英文:
Evaluating if two ConditionSets are disjoint in sympy
问题
在sympy中,要评估两个区间是否不相交很简单:
from sympy import Interval
# 示例1
Interval(0, 2).is_disjoint(Interval(-2, -1))
# 返回:True
# 示例2
Interval(0, 2).is_disjoint(Interval(1, 2))
# 返回:False
# 示例3
Interval(0, 2).intersect(Interval(-2, -1))
# 返回:EmptySet
然而,在处理两个ConditionSet对象的情况下,如何执行is_disjoint检查呢?
from sympy import ConditionSet, Symbol, S
x = Symbol('x')
# 示例4
ConditionSet(x, x > 1, S.Reals).is_disjoint(ConditionSet(x, x < 1, S.Reals))
# 返回:False
# 示例5
ConditionSet(x, x > 1, S.Reals).intersect(ConditionSet(x, x < 1, S.Reals))
# 返回:Intersection(ConditionSet(x, x > 1, Reals), ConditionSet(x, x < 1, Reals))
is_disjoint仅仅检查intersect是否等于EmptySet,而在ConditionSet的情况下,intersect仍然没有被计算。

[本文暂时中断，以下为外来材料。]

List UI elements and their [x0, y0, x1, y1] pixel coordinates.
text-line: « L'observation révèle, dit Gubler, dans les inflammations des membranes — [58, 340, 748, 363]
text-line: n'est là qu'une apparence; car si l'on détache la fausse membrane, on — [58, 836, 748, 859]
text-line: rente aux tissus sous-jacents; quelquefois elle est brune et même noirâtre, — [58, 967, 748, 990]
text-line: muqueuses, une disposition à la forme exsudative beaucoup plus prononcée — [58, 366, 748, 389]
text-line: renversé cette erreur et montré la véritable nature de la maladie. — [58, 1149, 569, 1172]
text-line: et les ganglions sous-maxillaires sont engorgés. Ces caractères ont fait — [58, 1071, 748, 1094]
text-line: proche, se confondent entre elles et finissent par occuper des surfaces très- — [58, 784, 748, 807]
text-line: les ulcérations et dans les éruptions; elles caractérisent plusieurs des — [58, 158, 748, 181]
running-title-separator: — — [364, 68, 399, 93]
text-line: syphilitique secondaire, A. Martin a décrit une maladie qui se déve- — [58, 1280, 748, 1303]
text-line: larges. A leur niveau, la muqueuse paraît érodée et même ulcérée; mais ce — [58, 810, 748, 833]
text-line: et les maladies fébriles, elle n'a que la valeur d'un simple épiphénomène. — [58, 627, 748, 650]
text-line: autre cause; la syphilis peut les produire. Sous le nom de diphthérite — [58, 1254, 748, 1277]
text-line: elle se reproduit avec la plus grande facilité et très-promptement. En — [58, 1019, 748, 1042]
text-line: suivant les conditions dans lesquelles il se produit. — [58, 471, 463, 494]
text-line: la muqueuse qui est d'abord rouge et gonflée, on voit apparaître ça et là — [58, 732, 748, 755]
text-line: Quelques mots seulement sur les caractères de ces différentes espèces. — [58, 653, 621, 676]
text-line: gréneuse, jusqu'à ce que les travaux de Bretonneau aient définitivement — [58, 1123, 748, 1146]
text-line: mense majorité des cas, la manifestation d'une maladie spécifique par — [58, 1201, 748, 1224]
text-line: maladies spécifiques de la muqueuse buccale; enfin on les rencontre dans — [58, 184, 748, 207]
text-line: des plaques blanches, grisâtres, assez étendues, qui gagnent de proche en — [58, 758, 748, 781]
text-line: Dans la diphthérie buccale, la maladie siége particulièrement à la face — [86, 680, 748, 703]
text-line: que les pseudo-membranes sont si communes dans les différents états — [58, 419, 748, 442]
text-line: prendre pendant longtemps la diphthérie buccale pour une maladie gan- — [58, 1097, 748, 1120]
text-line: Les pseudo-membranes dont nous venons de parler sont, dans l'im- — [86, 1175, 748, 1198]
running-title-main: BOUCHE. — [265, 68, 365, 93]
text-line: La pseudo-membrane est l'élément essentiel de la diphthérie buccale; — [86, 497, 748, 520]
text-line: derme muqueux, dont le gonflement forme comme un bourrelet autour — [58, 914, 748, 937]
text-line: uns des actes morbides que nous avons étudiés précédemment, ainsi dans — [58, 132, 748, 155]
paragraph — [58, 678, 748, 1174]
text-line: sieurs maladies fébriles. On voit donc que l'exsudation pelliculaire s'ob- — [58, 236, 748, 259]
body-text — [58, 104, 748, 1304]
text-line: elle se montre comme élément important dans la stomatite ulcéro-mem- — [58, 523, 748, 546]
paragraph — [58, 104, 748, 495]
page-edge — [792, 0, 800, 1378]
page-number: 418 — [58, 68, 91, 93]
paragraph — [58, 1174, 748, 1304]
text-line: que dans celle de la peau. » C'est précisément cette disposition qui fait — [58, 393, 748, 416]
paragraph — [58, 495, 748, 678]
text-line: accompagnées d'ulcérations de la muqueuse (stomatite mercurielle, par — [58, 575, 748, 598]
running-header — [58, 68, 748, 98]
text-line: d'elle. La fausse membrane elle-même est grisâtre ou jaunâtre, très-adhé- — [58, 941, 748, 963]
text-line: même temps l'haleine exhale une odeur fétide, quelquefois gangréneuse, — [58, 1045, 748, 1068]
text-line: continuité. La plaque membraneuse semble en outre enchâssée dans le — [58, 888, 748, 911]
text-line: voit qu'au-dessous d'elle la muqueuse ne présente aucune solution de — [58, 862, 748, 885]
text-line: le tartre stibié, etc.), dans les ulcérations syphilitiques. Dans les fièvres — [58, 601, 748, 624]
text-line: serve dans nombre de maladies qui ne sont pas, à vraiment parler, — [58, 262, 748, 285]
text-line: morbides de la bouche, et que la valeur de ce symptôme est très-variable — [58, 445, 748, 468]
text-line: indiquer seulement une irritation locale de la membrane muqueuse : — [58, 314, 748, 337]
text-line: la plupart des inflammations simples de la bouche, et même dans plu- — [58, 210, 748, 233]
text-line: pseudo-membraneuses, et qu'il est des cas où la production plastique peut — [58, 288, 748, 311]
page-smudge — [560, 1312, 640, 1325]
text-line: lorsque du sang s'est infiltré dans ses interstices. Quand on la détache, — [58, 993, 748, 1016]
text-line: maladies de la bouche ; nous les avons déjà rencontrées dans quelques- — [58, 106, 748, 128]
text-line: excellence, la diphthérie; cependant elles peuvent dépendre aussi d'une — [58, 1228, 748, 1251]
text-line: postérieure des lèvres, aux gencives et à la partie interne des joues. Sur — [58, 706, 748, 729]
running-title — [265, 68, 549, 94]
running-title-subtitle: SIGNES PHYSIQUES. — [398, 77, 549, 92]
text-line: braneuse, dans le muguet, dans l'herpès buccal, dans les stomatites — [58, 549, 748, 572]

解决这个问题的最佳方法是什么呢?
英文:
In sympy, it is trivial to evaluate whether two Intervals are disjoint
In [3]: from sympy import Interval
In [4]: Interval(0, 2).is_disjoint(Interval(-2, -1))
Out[4]: True
In [5]: Interval(0, 2).is_disjoint(Interval(1, 2))
Out[5]: False
In [6]: Interval(0, 2).intersect(Interval(-2, -1))
Out[6]: EmptySet
However in the case when I have two ConditionSet objects, how can I perform the is_disjoint check ?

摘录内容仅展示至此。